Foto: Matzerath, Ralph (rm-)

„Wir schaffen 17 neue diesel-betriebene Busse an, die dann im Zuge der Taktverdichtung halb leer durch Monheims Straßen fahren?“ Wie das mit dem Klimaschutz vereinbar sei?, fragte Markus Gronauer (CDU) kürzlich im Rat. Tatsächlich habe der enorme Ausbau der ­ÖPNV-Leistungen um 60 Prozent (730 000 Kilometer) noch nicht zu einer sichtbaren Veränderung des Mobilitätsverhaltens der Monheimer geführt, räumt Detlef Hövermann, Geschäftsführer der Bahnen der Stadt Monheim (BSM), ein. „Das kann ein bis zwei Jahre dauern.“ Seiner Beobachtung nach habe sich aber die Situation im Berufsverkehr auf der Opladener Straße entspannt. „Es gibt keine vollgepfropften Busse mehr, keiner wird mehr stehen gelassen.“ Mit konkreten Zahlen kann er indes nicht aufwarten, die Ergebnisse einer Fahrgastzählung der Wupsi stehen noch aus, der Verkehrsverbund Rhein-Ruhr plant für 2020 eine Erhebung.

Ausbau des ÖPNV führte zu
keiner Verhaltensänderung

Mit der im Januar 2019 eingeführten Taktverdichtung haben die BSM eine wesentliche Voraussetzung für den kostenlosen ÖPNV ab April 2020 geschaffen, so Hövermann. Denn bei der Wahl der Verkehrsmittel spielten für den potenziellen Kunden Pünktlichkeit, passende Anschlüsse und die Taktfrequenz eine wesentliche Rolle. Erst unter ferner liefen komme der Preis. „Wir sind damit in Vorleistung getreten, auch wenn die Busse jetzt noch leer fahren“, sagte er. Als Zielgruppe für den Umstieg auf den ÖPNV nimmt er vor allem die 40 Prozent Gelegenheitsnutzer in den Blick, deren Verhalten allerdings schwer abzuschätzen sei. Dabei ist er sich angesichts der „überschaubaren Größe“ des Stadtgebietes der Konkurrenz durch den Rad- und Fußgängerverkehr bewusst. Diese Menschen zum Busfahren zu animieren, könnte am ehesten in der nassen Jahreszeit gelingen.

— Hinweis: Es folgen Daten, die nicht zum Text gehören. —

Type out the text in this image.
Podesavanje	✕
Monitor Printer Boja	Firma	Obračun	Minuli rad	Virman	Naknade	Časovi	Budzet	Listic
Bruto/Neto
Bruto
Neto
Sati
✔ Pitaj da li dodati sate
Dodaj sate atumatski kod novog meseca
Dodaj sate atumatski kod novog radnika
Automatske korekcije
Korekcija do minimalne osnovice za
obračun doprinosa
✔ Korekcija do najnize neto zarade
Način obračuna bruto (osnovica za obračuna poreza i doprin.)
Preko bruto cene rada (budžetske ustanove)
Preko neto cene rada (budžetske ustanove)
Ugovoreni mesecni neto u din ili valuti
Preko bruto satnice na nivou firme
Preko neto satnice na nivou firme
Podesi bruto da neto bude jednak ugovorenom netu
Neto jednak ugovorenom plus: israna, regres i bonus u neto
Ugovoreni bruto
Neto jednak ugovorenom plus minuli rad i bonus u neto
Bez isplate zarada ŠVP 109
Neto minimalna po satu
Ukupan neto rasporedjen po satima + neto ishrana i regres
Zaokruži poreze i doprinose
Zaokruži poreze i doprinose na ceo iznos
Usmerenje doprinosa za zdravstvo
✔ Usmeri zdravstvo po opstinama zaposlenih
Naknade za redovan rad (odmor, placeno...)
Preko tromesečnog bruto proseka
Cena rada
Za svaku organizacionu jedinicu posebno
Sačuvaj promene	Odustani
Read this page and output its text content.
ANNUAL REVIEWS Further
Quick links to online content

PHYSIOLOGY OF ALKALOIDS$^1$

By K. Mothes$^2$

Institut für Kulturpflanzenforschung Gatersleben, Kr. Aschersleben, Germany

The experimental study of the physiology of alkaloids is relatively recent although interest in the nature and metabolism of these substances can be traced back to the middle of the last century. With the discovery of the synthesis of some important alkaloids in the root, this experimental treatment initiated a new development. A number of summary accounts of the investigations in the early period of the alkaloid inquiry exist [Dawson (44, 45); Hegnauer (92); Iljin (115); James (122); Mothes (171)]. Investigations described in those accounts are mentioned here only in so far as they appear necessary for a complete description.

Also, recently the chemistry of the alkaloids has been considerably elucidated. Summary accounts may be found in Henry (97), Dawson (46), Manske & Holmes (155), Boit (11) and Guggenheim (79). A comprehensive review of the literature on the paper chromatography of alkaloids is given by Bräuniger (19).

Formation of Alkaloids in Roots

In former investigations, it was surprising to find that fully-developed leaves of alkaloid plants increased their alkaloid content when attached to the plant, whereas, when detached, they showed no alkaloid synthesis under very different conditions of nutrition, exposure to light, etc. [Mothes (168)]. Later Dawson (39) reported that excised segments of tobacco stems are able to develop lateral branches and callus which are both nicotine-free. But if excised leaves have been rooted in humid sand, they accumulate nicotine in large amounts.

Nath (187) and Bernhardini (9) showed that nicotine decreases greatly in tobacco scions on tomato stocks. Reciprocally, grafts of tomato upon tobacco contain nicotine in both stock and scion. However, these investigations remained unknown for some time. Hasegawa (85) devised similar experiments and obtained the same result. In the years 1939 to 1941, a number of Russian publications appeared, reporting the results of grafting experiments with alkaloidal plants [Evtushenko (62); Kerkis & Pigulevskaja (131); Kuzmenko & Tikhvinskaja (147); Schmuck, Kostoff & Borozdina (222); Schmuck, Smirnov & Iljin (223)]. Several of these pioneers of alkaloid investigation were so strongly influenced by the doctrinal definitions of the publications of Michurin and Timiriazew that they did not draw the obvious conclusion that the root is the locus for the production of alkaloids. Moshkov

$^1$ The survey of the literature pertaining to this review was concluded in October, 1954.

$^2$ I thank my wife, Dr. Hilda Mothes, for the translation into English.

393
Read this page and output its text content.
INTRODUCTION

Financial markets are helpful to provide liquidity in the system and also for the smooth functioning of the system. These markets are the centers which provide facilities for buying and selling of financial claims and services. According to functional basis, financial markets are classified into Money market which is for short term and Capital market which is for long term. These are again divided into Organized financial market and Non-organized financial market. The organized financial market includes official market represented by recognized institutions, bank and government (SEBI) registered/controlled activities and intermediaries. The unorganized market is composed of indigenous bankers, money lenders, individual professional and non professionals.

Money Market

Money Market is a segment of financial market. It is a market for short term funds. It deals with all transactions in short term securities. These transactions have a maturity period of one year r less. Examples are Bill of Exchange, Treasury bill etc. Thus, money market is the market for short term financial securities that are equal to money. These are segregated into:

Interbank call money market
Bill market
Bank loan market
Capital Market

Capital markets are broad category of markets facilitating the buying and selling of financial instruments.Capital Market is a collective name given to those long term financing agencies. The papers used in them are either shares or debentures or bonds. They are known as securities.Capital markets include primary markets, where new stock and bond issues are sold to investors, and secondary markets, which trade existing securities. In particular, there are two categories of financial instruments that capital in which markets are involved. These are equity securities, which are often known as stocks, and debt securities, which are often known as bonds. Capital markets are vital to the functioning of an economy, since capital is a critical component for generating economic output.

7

Die Stadt hat zugesagt, die dadurch zu erwartenden Erlösausfälle der BSM von 2,5 bis drei Millionen Euro jährlich auszugleichen. Eine Herausforderung ist allerdings, angesichts der Verflechtung mit anderen Verkehrsunternehmen und -verbünden eine Einigung über die tarifliche Ausgestaltung der über das Tarifgebiet 73 hinausgehenden Fahrten zu erzielen. Erstens müsse sichergestellt sei, dass dieses personalisierte Ticket als integrierter Bestandteil des Monheim-Passes auch durch andere Unternehmen lesbar ist. „Und es soll ja nicht nur für die kleine Insel Monheim gelten, sondern auch für die ausbrechenden Verkehre,“ so Hövermann. Über Monheim und Langenfeld hinaus aber dann mit Zuzahlung.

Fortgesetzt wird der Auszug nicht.